Getting the nozzle to point up requires rotating the nozzle's inner ring more than 1 revolution. It can't be tracked with a boundary sensor.
The leading idea is now a 2 step manual reset process. 1st, the outer 2 rings are reset automatically. Then the user uses the remote control to align a fiducial on the inner ring. The inner ring just has to get within a 180 deg range. Then the program resets the inner ring as it did before.
Another theory has an accelerometer on the middle ring giving extra information about the inner ring's position. This would make the reset automatic. This involves a lot more wiring. When the motors switch to quadrature encoders, it might be lighter to put a control board & H bridge on every ring, in which case 1 accelerometer makes sense.
Another theory says accelerometers can replace all the encoders. The accelerometers could eliminate all reset procedures.
Whether or not accelerometers are used, there's still a case where more than 1 revolution of the inner ring could lead to the same accelerometer position. It would need either a deadband or a manual reset procedure. The easiest next step is just a manual reset procedure.
Quadrature encoding may still never happen. Binary encoding with debouncing has been good enough.
The current nozzle has 6 wires for each motor. 2 motor power, 2 sensor power, & 2 sensor outputs. For quadrature encoding, it's finally practical to go with a multiplexing board for each motor with just 4 wires: 1 GND, 1 logic power, 1 motor power & 1 data. That would multiplex 1 boundary & 2 rotation sensors. A way to limit current in the motor could get it to 3 wires.

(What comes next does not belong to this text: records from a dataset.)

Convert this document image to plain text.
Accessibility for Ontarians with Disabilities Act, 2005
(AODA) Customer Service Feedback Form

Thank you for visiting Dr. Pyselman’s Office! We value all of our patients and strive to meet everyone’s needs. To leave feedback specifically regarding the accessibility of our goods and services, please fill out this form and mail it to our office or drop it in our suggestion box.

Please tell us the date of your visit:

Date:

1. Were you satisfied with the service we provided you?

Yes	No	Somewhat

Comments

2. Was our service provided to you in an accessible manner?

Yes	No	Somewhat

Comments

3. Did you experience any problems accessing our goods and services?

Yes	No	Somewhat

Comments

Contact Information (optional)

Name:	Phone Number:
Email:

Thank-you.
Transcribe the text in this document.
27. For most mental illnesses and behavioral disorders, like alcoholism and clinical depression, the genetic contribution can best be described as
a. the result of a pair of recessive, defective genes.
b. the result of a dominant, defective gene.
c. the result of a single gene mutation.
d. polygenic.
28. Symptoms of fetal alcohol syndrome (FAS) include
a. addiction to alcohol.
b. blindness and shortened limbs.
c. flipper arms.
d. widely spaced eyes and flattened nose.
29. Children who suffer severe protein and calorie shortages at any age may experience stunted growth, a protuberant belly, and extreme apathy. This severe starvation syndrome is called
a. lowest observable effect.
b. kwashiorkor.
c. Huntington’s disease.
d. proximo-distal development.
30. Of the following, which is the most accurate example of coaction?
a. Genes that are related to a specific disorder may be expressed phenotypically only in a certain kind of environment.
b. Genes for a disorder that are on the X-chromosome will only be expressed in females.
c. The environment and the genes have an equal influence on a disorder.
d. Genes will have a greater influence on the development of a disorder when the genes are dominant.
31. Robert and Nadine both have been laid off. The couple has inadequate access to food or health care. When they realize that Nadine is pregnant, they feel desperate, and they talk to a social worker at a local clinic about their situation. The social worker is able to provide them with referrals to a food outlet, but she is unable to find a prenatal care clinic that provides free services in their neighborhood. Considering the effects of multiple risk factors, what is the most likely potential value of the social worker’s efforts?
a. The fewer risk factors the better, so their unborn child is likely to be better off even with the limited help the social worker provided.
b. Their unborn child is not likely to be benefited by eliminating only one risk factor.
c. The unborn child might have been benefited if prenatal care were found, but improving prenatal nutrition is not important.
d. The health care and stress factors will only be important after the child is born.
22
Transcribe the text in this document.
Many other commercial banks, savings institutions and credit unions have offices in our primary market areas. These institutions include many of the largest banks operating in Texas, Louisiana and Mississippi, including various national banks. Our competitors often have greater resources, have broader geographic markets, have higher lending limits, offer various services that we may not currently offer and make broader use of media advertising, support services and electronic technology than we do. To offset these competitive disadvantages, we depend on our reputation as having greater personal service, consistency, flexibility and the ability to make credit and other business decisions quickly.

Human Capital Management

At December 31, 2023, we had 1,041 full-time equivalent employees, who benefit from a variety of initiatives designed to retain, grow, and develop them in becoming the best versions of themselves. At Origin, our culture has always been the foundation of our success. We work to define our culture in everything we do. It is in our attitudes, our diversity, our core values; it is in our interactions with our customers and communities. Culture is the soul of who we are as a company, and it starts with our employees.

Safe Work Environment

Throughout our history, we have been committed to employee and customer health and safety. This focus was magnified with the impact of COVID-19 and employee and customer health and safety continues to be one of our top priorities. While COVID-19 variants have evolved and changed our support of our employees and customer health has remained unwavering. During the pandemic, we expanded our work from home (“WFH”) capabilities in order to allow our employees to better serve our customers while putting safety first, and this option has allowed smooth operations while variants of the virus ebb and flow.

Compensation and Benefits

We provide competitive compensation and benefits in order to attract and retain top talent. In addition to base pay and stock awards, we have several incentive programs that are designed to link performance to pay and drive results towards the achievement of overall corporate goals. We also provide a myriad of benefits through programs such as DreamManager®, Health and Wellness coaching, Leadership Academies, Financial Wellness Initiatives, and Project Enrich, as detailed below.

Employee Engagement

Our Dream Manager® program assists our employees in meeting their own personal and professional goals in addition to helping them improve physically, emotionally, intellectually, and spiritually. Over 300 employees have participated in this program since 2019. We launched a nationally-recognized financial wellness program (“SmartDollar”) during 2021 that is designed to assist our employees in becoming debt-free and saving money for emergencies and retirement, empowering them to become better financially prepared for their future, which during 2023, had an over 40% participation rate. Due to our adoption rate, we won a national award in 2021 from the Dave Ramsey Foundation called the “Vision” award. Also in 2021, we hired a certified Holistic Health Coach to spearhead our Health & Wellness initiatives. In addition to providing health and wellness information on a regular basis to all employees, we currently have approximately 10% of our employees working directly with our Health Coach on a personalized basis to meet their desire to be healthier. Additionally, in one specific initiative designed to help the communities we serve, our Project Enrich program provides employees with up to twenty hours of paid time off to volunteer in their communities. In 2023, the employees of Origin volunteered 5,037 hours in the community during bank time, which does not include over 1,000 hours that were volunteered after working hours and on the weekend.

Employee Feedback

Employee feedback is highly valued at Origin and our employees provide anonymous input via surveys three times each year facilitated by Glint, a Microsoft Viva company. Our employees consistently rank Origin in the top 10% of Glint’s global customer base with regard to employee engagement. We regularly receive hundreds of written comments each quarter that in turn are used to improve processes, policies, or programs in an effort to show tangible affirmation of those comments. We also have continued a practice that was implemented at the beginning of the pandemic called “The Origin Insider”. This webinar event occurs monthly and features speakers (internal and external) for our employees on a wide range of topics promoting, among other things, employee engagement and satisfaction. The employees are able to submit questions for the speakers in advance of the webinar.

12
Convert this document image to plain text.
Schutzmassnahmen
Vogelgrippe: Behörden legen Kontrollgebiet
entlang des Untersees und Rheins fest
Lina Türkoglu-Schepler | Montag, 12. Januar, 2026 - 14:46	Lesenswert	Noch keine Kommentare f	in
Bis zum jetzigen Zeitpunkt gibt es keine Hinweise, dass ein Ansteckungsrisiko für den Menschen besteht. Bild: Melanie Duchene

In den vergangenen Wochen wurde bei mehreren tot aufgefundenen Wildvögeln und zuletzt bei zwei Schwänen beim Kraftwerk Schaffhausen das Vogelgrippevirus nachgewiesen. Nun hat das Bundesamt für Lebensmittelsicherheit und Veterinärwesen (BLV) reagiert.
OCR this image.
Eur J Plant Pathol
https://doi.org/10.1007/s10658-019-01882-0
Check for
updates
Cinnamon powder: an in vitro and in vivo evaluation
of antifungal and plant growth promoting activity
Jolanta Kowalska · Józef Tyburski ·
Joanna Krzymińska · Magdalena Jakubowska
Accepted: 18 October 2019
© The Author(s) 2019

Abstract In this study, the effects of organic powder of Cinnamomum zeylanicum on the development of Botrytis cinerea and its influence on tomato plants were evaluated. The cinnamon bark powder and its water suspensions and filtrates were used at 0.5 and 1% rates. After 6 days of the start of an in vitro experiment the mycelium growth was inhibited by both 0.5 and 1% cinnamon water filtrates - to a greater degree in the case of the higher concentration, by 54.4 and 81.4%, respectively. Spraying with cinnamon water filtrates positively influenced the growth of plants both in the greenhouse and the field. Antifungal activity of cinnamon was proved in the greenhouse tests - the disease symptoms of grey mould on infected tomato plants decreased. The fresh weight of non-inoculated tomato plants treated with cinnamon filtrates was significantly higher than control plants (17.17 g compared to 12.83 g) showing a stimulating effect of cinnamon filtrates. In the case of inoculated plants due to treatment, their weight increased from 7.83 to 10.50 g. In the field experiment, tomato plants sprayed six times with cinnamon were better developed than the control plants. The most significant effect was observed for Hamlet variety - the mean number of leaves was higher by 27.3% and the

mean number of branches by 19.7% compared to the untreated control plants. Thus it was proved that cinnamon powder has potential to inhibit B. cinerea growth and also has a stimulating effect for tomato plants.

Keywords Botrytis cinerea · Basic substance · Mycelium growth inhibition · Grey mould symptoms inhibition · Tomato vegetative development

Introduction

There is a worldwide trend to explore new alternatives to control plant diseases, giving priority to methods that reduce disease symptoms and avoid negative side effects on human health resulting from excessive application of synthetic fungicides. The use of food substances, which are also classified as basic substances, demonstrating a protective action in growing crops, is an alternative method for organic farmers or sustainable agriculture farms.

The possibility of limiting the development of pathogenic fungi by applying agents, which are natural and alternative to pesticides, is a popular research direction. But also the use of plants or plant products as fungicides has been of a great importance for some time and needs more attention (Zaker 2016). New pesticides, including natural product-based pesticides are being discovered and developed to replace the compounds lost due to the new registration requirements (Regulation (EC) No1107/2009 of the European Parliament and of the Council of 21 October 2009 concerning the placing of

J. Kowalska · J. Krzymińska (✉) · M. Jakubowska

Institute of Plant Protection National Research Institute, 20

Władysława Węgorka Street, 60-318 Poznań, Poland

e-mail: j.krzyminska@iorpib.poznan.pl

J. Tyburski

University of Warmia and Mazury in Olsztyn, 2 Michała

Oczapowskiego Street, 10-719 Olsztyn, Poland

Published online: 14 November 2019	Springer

As problematic as the nozzle is, never forget the 20 years of torture which the nozzle fixed.
The decision was made to eliminate all limits on the nozzle angle. The user has to make sure the motors are all facing down before commanding a reset. It's a half manual reset. There's always been an abort functionality during reset. Press the reset button during the reset procedure to stop the motors.
The kinematic solver is brutal. There are 2 sets of limits. 1 set of limits is for the lookup table which translates nozzle pitch to motor positions. Another set of limits is for the raw encoder values & is tied to the 1st set of limits. A 3rd set of limits would be required to limit the nozzle angle to a range beyond a single revolution. The nozzle pitch should be independent of the nozzle angle, but it was written before the kinematics were fully solved.
The user has to make sure the cables don't run out of room. Since most usage is loading a preset & tweeking 1 or 2 stops, it's not normally a problem.